Vehicles with onboard computers are continuously failing to stop at stop signs or before falling off cliffs. This is due to the fact that even though one halting problem was empirically tested, technically new Automatic Breaking System inputs generate virtual functions on the fly. ABS has since been discontinued. Unfortunately, when a driver looses control of a frozen car, it goes on the lose and takes years to track down, racking up trillions of speeding tickets. The driver is so poor from the parking tickets she declares bankruptcy, and can only ever afford one of the faulty automobiles. The cycle begins anew.

[edit] Humanity

Terrorists are working on exposing the internal functionings of the human mind as a kind of algorithm. This will mean that 1/3 of the Earth's population that has not already been Fucking Killed by Steve Ballmer could freeze in masturbation or spongebath mode. Oh, the... humanity, yes.

[edit] The Song that probably never ends

"Some people starting singing it not knowing its halting problem was undecidable, and now they'll be singing it forever just because it's the SONG THAT PROBABLY NEVER ENDS; it's non-computable my friends~~. ~~Some people starting singing..."

Hours of grappling were required to terminate the song at that point. Phew.

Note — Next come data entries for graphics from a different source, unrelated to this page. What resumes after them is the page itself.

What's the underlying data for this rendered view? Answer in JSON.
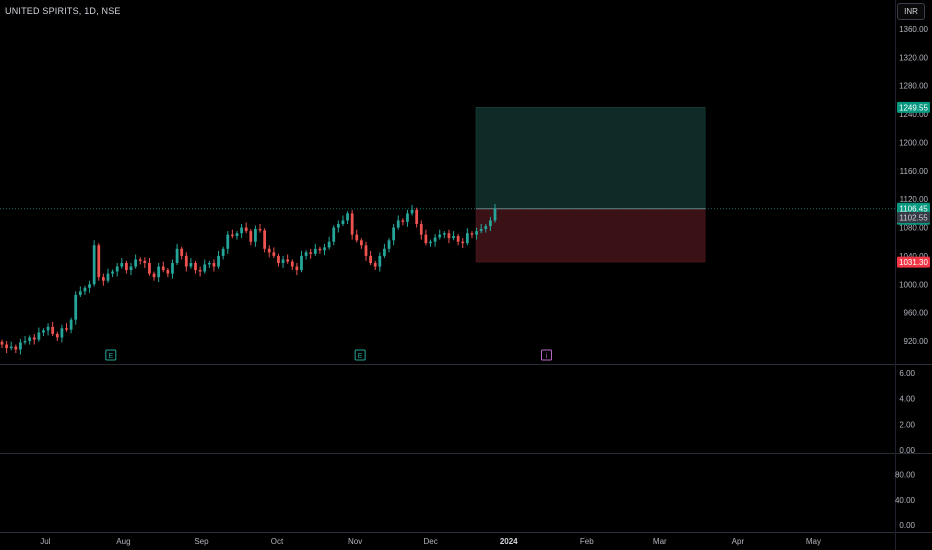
{
  "header": {
    "symbol_title": "UNITED SPIRITS, 1D, NSE",
    "currency": "INR"
  },
  "colors": {
    "up": "#26a69a",
    "down": "#ef5350",
    "profit_zone": "#0f2b27",
    "loss_zone": "#3a1216",
    "target_tag": "#089981",
    "stop_tag": "#f23645"
  },
  "chart_data": [
    {
      "type": "candlestick",
      "title": "UNITED SPIRITS, 1D, NSE",
      "currency": "INR",
      "x_tick_labels": [
        "Jul",
        "Aug",
        "Sep",
        "Oct",
        "Nov",
        "Dec",
        "2024",
        "Feb",
        "Mar",
        "Apr",
        "May"
      ],
      "y_tick_labels": [
        "1360.00",
        "1320.00",
        "1280.00",
        "1240.00",
        "1200.00",
        "1160.00",
        "1120.00",
        "1080.00",
        "1040.00",
        "1000.00",
        "960.00",
        "920.00"
      ],
      "ylim": [
        900,
        1375
      ],
      "closes": [
        915,
        910,
        912,
        908,
        918,
        920,
        925,
        922,
        932,
        935,
        940,
        930,
        925,
        938,
        936,
        950,
        985,
        990,
        995,
        1000,
        1055,
        1010,
        1005,
        1015,
        1018,
        1025,
        1030,
        1020,
        1025,
        1035,
        1033,
        1030,
        1015,
        1010,
        1025,
        1020,
        1015,
        1030,
        1050,
        1040,
        1025,
        1030,
        1020,
        1018,
        1028,
        1030,
        1025,
        1040,
        1050,
        1070,
        1068,
        1072,
        1080,
        1075,
        1060,
        1078,
        1076,
        1050,
        1045,
        1040,
        1030,
        1035,
        1032,
        1025,
        1020,
        1040,
        1045,
        1043,
        1050,
        1048,
        1052,
        1060,
        1080,
        1085,
        1090,
        1100,
        1070,
        1062,
        1055,
        1040,
        1030,
        1025,
        1040,
        1050,
        1062,
        1080,
        1090,
        1088,
        1100,
        1105,
        1085,
        1070,
        1058,
        1060,
        1066,
        1070,
        1072,
        1065,
        1068,
        1060,
        1058,
        1072,
        1070,
        1075,
        1078,
        1082,
        1090,
        1106
      ],
      "x_range": [
        "2023-06-13",
        "2024-05-31"
      ],
      "current_price": "1106.45",
      "countdown": "55:10",
      "previous_close": "1102.55",
      "events": [
        {
          "date": "2023-07-27",
          "label": "E"
        },
        {
          "date": "2023-11-03",
          "label": "E"
        },
        {
          "date": "2024-01-16",
          "label": "i"
        }
      ],
      "long_position": {
        "entry": 1106.45,
        "target": 1249.55,
        "stop": 1031.3,
        "start": "2023-12-19",
        "end": "2024-03-19"
      }
    },
    {
      "type": "line",
      "title": "",
      "y_tick_labels": [
        "6.00",
        "4.00",
        "2.00",
        "0.00"
      ],
      "ylim": [
        0,
        6
      ]
    },
    {
      "type": "line",
      "title": "",
      "y_tick_labels": [
        "80.00",
        "40.00",
        "0.00"
      ],
      "ylim": [
        0,
        100
      ]
    }
  ]
}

[edit] Computer technology

The undecidability of the halting problem gives Microsoft a perfectly valid excuse for its terribly shoddy software. Once an application is run, it can never be terminated as you can't kill an abstract idea, and Steve Ballmer can't be everywhere at once. A little-known fact is that for every computer program written and distributed, 1 to 392 computers must sit running faulty versions of it until the end of time. They cannot be destroyed even by the best efforts of the magic ring. Those computers get expensive, and Windows requires 4 GB disk space; a compromise had to be reached.